La scène politique s’est retrouvée subitement en effervescence ces derniers jours, suite à la sortie des députés du groupe Yewwi Askan Wi indiquant que le Premier Ministre ne pouvait pas prononcer sa Déclaration de Politique Générale (DPG), en raison de l’inexistence de dispositions idoines dans le Règlement intérieur en vigueur à l’Assemblé Nationale. C’est le point de vue constant de l’Honorable Député Guy Marius Sagna qui a, très souvent, raison dans ses prises de position.
Plusieurs responsables politiques ont alors réagi, en soulignant que le prononcé de la DPG est une obligation bien consignée dans la Constitution et que le respect de la hiérarchie des normes imposait au Premier Ministre de se plier à cette disposition, même en l’absence de dispositions adaptées dans le Règlement intérieur de l’Assemblée nationale.
Cette divergence de vues, source potentielle de conflit entre le Pouvoir et le Pouvoir législatif, appelle de ma part trois observations.
D’abord, le Sénégal, dont le monde entier a salué récemment sa capacité à traverser des crises majeures entre les Institutions, n’a nullement besoin de se retrouver dans un nouvel imbroglio dont le seul perdant sera le Peuple dont les préoccupations passeront au second plan pendant tout le temps que durerait cette crise.
Ensuite, le Sénégal, pays de démocratie majeure, ne peut guère évoluer avec des règles floues et des procédures colmatées. Dès lors que tout le monde est d’avis que le Règlement intérieur de l’Assemblée nationale actuel possède des lacunes concernant le poste de Premier Ministre, la sagesse et la rigueur voudraient de commencer par corriger en urgence ces irrégularités, avant de poursuivre les procédures législatives impliquant le Premier Ministre. Cette remise à niveau de l’arsenal institutionnel est un chantier beaucoup plus critique qu’une Déclaration de Politique Générale qui n’a aucune conséquence juridique ; le Premier Ministre étant fondé de mettre en pratique tout le contraire de ce qu’il a annoncé s’il le souhaite.

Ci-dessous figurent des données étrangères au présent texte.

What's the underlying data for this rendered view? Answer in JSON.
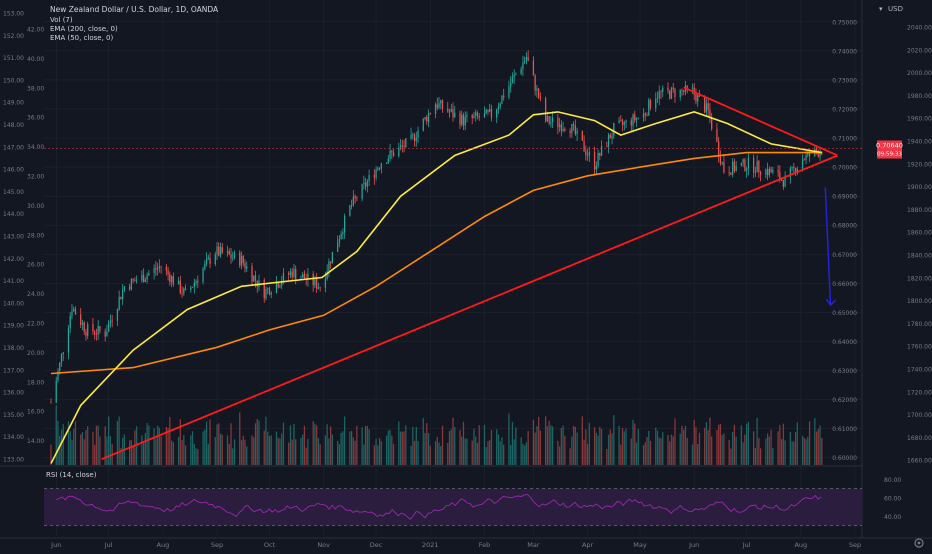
{
  "header": {
    "symbol_title": "New Zealand Dollar / U.S. Dollar, 1D, OANDA",
    "indicators": [
      "Vol (7)",
      "EMA (200, close, 0)",
      "EMA (50, close, 0)"
    ],
    "currency": "USD"
  },
  "rsi_label": "RSI (14, close)",
  "colors": {
    "background": "#131722",
    "grid": "#1f2430",
    "axis_text": "#787b86",
    "candle_up": "#26a69a",
    "candle_down": "#ef5350",
    "ema50": "#ffeb3b",
    "ema200": "#ff8a00",
    "trendline": "#ff1a1a",
    "projection_arrow": "#2323d8",
    "rsi_line": "#9c27b0",
    "rsi_band": "#2a1d3d",
    "price_label_bg": "#f23645"
  },
  "axes": {
    "left_outer_ticks": [
      "153.00",
      "152.00",
      "151.00",
      "150.00",
      "149.00",
      "148.00",
      "147.00",
      "146.00",
      "145.00",
      "144.00",
      "143.00",
      "142.00",
      "141.00",
      "140.00",
      "139.00",
      "138.00",
      "137.00",
      "136.00",
      "135.00",
      "134.00",
      "133.00"
    ],
    "left_inner_ticks": [
      "42.00",
      "40.00",
      "38.00",
      "36.00",
      "34.00",
      "32.00",
      "30.00",
      "28.00",
      "26.00",
      "24.00",
      "22.00",
      "20.00",
      "18.00",
      "16.00",
      "14.00"
    ],
    "right_price_ticks": [
      "0.75000",
      "0.74000",
      "0.73000",
      "0.72000",
      "0.71000",
      "0.70000",
      "0.69000",
      "0.68000",
      "0.67000",
      "0.66000",
      "0.65000",
      "0.64000",
      "0.63000",
      "0.62000",
      "0.61000",
      "0.60000"
    ],
    "right_outer_ticks": [
      "2040.00",
      "2020.00",
      "2000.00",
      "1980.00",
      "1960.00",
      "1940.00",
      "1920.00",
      "1900.00",
      "1880.00",
      "1860.00",
      "1840.00",
      "1820.00",
      "1800.00",
      "1780.00",
      "1760.00",
      "1740.00",
      "1720.00",
      "1700.00",
      "1680.00",
      "1660.00"
    ],
    "rsi_ticks": [
      "80.00",
      "60.00",
      "40.00"
    ],
    "x_ticks": [
      "Jun",
      "Jul",
      "Aug",
      "Sep",
      "Oct",
      "Nov",
      "Dec",
      "2021",
      "Feb",
      "Mar",
      "Apr",
      "May",
      "Jun",
      "Jul",
      "Aug",
      "Sep"
    ]
  },
  "price_labels": {
    "current": "0.70640",
    "countdown": "09:59:33"
  },
  "chart_data": {
    "type": "candlestick",
    "title": "New Zealand Dollar / U.S. Dollar, 1D, OANDA",
    "ylim": [
      0.5975,
      0.7575
    ],
    "rsi_ylim": [
      20,
      90
    ],
    "rsi_band": [
      30,
      70
    ],
    "current_price": 0.7064,
    "price_anchors": [
      [
        "2020-05-29",
        0.619
      ],
      [
        "2020-06-03",
        0.632
      ],
      [
        "2020-06-10",
        0.652
      ],
      [
        "2020-06-18",
        0.644
      ],
      [
        "2020-06-29",
        0.643
      ],
      [
        "2020-07-10",
        0.659
      ],
      [
        "2020-07-20",
        0.662
      ],
      [
        "2020-07-31",
        0.666
      ],
      [
        "2020-08-14",
        0.656
      ],
      [
        "2020-08-31",
        0.671
      ],
      [
        "2020-09-15",
        0.668
      ],
      [
        "2020-09-28",
        0.657
      ],
      [
        "2020-10-14",
        0.664
      ],
      [
        "2020-10-30",
        0.659
      ],
      [
        "2020-11-16",
        0.686
      ],
      [
        "2020-12-04",
        0.702
      ],
      [
        "2020-12-21",
        0.709
      ],
      [
        "2021-01-04",
        0.722
      ],
      [
        "2021-01-20",
        0.716
      ],
      [
        "2021-02-05",
        0.718
      ],
      [
        "2021-02-25",
        0.738
      ],
      [
        "2021-03-08",
        0.716
      ],
      [
        "2021-03-22",
        0.714
      ],
      [
        "2021-04-05",
        0.701
      ],
      [
        "2021-04-16",
        0.713
      ],
      [
        "2021-05-03",
        0.718
      ],
      [
        "2021-05-10",
        0.725
      ],
      [
        "2021-05-25",
        0.726
      ],
      [
        "2021-05-31",
        0.726
      ],
      [
        "2021-06-09",
        0.719
      ],
      [
        "2021-06-18",
        0.699
      ],
      [
        "2021-07-02",
        0.701
      ],
      [
        "2021-07-16",
        0.698
      ],
      [
        "2021-07-23",
        0.695
      ],
      [
        "2021-08-02",
        0.703
      ],
      [
        "2021-08-13",
        0.706
      ]
    ],
    "ema50_anchors": [
      [
        "2020-05-29",
        0.598
      ],
      [
        "2020-06-15",
        0.618
      ],
      [
        "2020-07-15",
        0.637
      ],
      [
        "2020-08-15",
        0.651
      ],
      [
        "2020-09-15",
        0.659
      ],
      [
        "2020-10-15",
        0.661
      ],
      [
        "2020-10-31",
        0.662
      ],
      [
        "2020-11-20",
        0.671
      ],
      [
        "2020-12-15",
        0.69
      ],
      [
        "2021-01-15",
        0.704
      ],
      [
        "2021-02-15",
        0.711
      ],
      [
        "2021-03-01",
        0.718
      ],
      [
        "2021-03-15",
        0.719
      ],
      [
        "2021-04-05",
        0.716
      ],
      [
        "2021-04-20",
        0.711
      ],
      [
        "2021-05-10",
        0.715
      ],
      [
        "2021-06-01",
        0.719
      ],
      [
        "2021-06-20",
        0.715
      ],
      [
        "2021-07-15",
        0.708
      ],
      [
        "2021-08-13",
        0.705
      ]
    ],
    "ema200_anchors": [
      [
        "2020-05-29",
        0.629
      ],
      [
        "2020-07-15",
        0.631
      ],
      [
        "2020-09-01",
        0.638
      ],
      [
        "2020-10-01",
        0.644
      ],
      [
        "2020-11-01",
        0.649
      ],
      [
        "2020-12-01",
        0.659
      ],
      [
        "2021-01-01",
        0.671
      ],
      [
        "2021-02-01",
        0.683
      ],
      [
        "2021-03-01",
        0.692
      ],
      [
        "2021-04-01",
        0.697
      ],
      [
        "2021-05-01",
        0.7
      ],
      [
        "2021-06-01",
        0.703
      ],
      [
        "2021-07-01",
        0.705
      ],
      [
        "2021-08-13",
        0.705
      ]
    ],
    "trendlines": [
      {
        "from": [
          "2020-06-27",
          0.5995
        ],
        "to": [
          "2021-08-22",
          0.704
        ]
      },
      {
        "from": [
          "2021-05-26",
          0.7274
        ],
        "to": [
          "2021-08-22",
          0.704
        ]
      }
    ],
    "projection_arrow": {
      "from": [
        "2021-08-15",
        0.693
      ],
      "to": [
        "2021-08-18",
        0.6525
      ]
    },
    "x_ticks": [
      [
        "Jun",
        "2020-06-01"
      ],
      [
        "Jul",
        "2020-07-01"
      ],
      [
        "Aug",
        "2020-08-01"
      ],
      [
        "Sep",
        "2020-09-01"
      ],
      [
        "Oct",
        "2020-10-01"
      ],
      [
        "Nov",
        "2020-11-01"
      ],
      [
        "Dec",
        "2020-12-01"
      ],
      [
        "2021",
        "2021-01-01"
      ],
      [
        "Feb",
        "2021-02-01"
      ],
      [
        "Mar",
        "2021-03-01"
      ],
      [
        "Apr",
        "2021-04-01"
      ],
      [
        "May",
        "2021-05-01"
      ],
      [
        "Jun",
        "2021-06-01"
      ],
      [
        "Jul",
        "2021-07-01"
      ],
      [
        "Aug",
        "2021-08-01"
      ],
      [
        "Sep",
        "2021-09-01"
      ]
    ]
  }
}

Et, dans les faits, la DPG ne fait l’objet jusqu’ici d’aucun suivi-évaluation systématique, au contraire du programme gouvernemental retracé dans le Plan ou du budget voté au Parlement. Par conséquent, cet exercice, quoique symboliquement important, n’est pas aussi important, en pratique, qu’on voudrait bien le considérer, se distinguant plus par son côté théâtral et les formules chocs échangées entre le Premier Ministre et les Députés, que par son impact sur la vie des citoyens.
Enfin, rien n’empêche les Députés de provoquer le vote d’une Motion de censure, si tant est qu’ils souhaitent renverser le Premier Ministre illico presto.
En définitive, la seule urgence est d’engager, en suivant les dispositions prévues par les textes, la procédure de révision de la Loi Organique relative au Règlement intérieur de l’Assemblée Nationale, et de faire convoquer, par le Président de la République, une Session spéciale pour la faire voter dans les plus brefs délais. Le Premier Ministre, réhabilité au Parlement, pourra ensuite se présenter devant l’Auguste Assemblée nationale pour prononcer sa DPG.